Je pense que la Tunisie est un pays profondément clivé pour tout vous dire. Il y a une Tunisie que je connais plus que l'autre, celle de Tunis, de ses banlieues riches et ses régions côtières. Il y a deux années de cela, j'ai fait un petit voyage avec une amie dans la région de Foussena au gouvernorat de Kasserine. Et c'est là-bas que j'ai, un peu, découvert la deuxième Tunisie. Sauf exception, je pense qu'une bonne partie des djihadistes dont vous parlez dans votre question sont justement originaires de cette Tunisie là. J'ai l'impression que la partie la plus riche a exclu cet autre côté du pays. On aurait dû, au lendemain de la révolution, mettre le paquet pour que ces régions soient améliorées mais, pour des raisons que j'ignore, cela n'a pas été fait. Par contre, pour revenir à votre première question, je pense que ces régions-là vivent réellement la grande dépression. Kasserine résonne toujours dans nos oreilles, cette ville où les forces allemandes, en 1943, ont été écrasées. C'est un lieu historique qui mériterait plus de respect.

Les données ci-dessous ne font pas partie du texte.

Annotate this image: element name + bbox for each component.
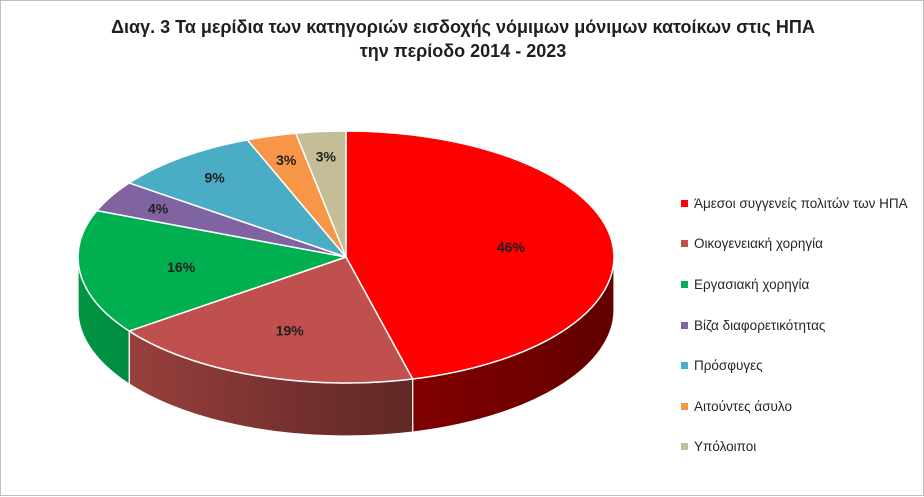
slice-1-top <box>345 130 615 380</box>
legend-label: Πρόσφυγες <box>694 358 763 374</box>
legend-label: Οικογενειακή χορηγία <box>694 236 823 252</box>
pie-slices <box>77 130 615 384</box>
legend-label: Εργασιακή χορηγία <box>694 276 810 292</box>
legend-item-6: Αιτούντες άσυλο <box>681 386 908 427</box>
pie-sides <box>77 256 615 437</box>
legend-label: Αιτούντες άσυλο <box>694 398 792 414</box>
legend-swatch <box>681 402 688 410</box>
chart-legend: Άμεσοι συγγενείς πολιτών των ΗΠΑ Οικογενε… <box>681 183 908 467</box>
chart-title: Διαγ. 3 Τα μερίδια των κατηγοριών εισδοχ… <box>1 15 924 63</box>
legend-label: Υπόλοιποι <box>694 439 757 455</box>
data-label-3: 16% <box>167 259 196 275</box>
slice-7-top <box>295 130 347 258</box>
legend-swatch <box>681 240 688 248</box>
legend-swatch <box>681 443 688 451</box>
data-label-2: 19% <box>276 323 305 339</box>
legend-item-2: Οικογενειακή χορηγία <box>681 224 908 265</box>
legend-swatch <box>681 280 688 288</box>
data-label-7: 3% <box>316 149 337 165</box>
legend-item-3: Εργασιακή χορηγία <box>681 264 908 305</box>
chart-title-line-1: Διαγ. 3 Τα μερίδια των κατηγοριών εισδοχ… <box>111 17 815 37</box>
data-label-4: 4% <box>148 200 169 216</box>
legend-item-5: Πρόσφυγες <box>681 345 908 386</box>
legend-label: Άμεσοι συγγενείς πολιτών των ΗΠΑ <box>694 195 908 211</box>
chart-title-line-2: την περίοδο 2014 - 2023 <box>359 41 567 61</box>
data-label-1: 46% <box>497 239 526 255</box>
legend-swatch <box>681 362 688 370</box>
legend-item-4: Βίζα διαφορετικότητας <box>681 305 908 346</box>
legend-item-7: Υπόλοιποι <box>681 427 908 468</box>
legend-label: Βίζα διαφορετικότητας <box>694 317 826 333</box>
slice-2-top <box>128 256 414 384</box>
data-label-6: 3% <box>276 152 297 168</box>
legend-item-1: Άμεσοι συγγενείς πολιτών των ΗΠΑ <box>681 183 908 224</box>
legend-swatch <box>681 321 688 329</box>
data-label-5: 9% <box>204 169 225 185</box>
slice-3-top <box>77 209 347 332</box>
legend-swatch <box>681 199 688 207</box>
slice-5-top <box>128 139 347 258</box>
pie-data-labels: 46% 19% 16% 4% 9% 3% 3% <box>148 149 525 339</box>
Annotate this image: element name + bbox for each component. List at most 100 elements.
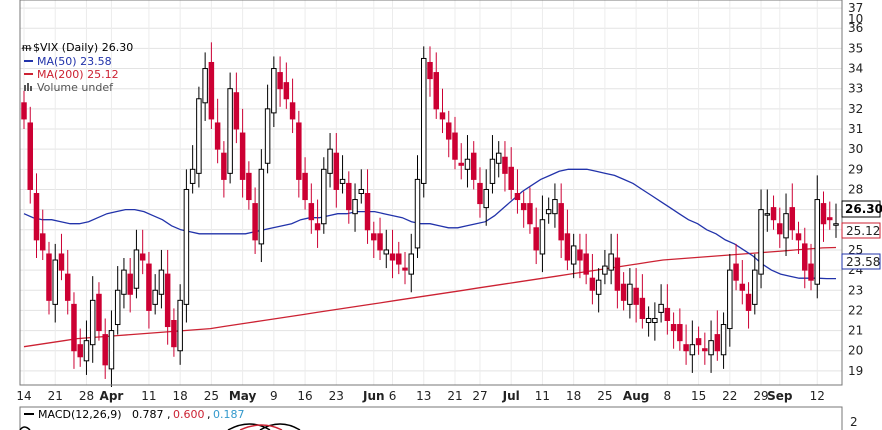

On dit souvent que ces chiffres révèlent que plusieurs de ces djihadistes ne sont en fait que des mercenaires à qui on promet monts et merveilles pour leurs familles. Dans un pays où règne la misère, cet argument de vente est assez séduisant. On me le dit assez souvent et je pense qu'il y a une part de vérité dedans.
-En contrepartie, nous avons des jeunes qui vivent dans un environnement très aisé et qui sont quand-même séduits par cette idée barbare.
Oui ils existent ces jeunes là mais ils ne représentent nullement la masse. Daech est un mouvement dont on sous-estime la dimension romantique. Ce groupe remplace un peu Che-Guevara chez les jeunes. Daech utilise cette dimension romantique et la propose aux jeunes pour leur donner un autre sens à leur vie. En dehors des barbaries qu'ils commentent, les membres de Daech aiment passer leur temps à faire et à lire de la poésie. Dans un texte qui est paru dans le New-Yorker, on s'est penché sur la littérature de Daech, et, à la grande surprise, on s'est rendu compte que la poésie fait partie de leurs grands centres d'intérêt. Je ne sais pas si vous êtes au courant mais on a retrouvé un document, rédigé par Oussama Ben Laden, où il demandait à l'un de ses disciples de lui retrouver un poème très ancien de la littérature arabe. Il a lui-même quelques poèmes qui ne sont pas aussi mal que cela.
Sinon, il y a aussi cette femme syrienne qui a écrit un livre où elle parle des traumatismes qu'elle a de tout ce qui se passe dans son pays. A un moment, elle dit que tout ce que commet le régime Al Assad en Syrie poussera les jeunes à tomber dans les bras de Daech... Donc, voyez-vous, cela reste très compliqué à déterminer. Il y a les facteurs romantiques, politiques, etc.
-Et qu'en est-il de la propagande de Daech ?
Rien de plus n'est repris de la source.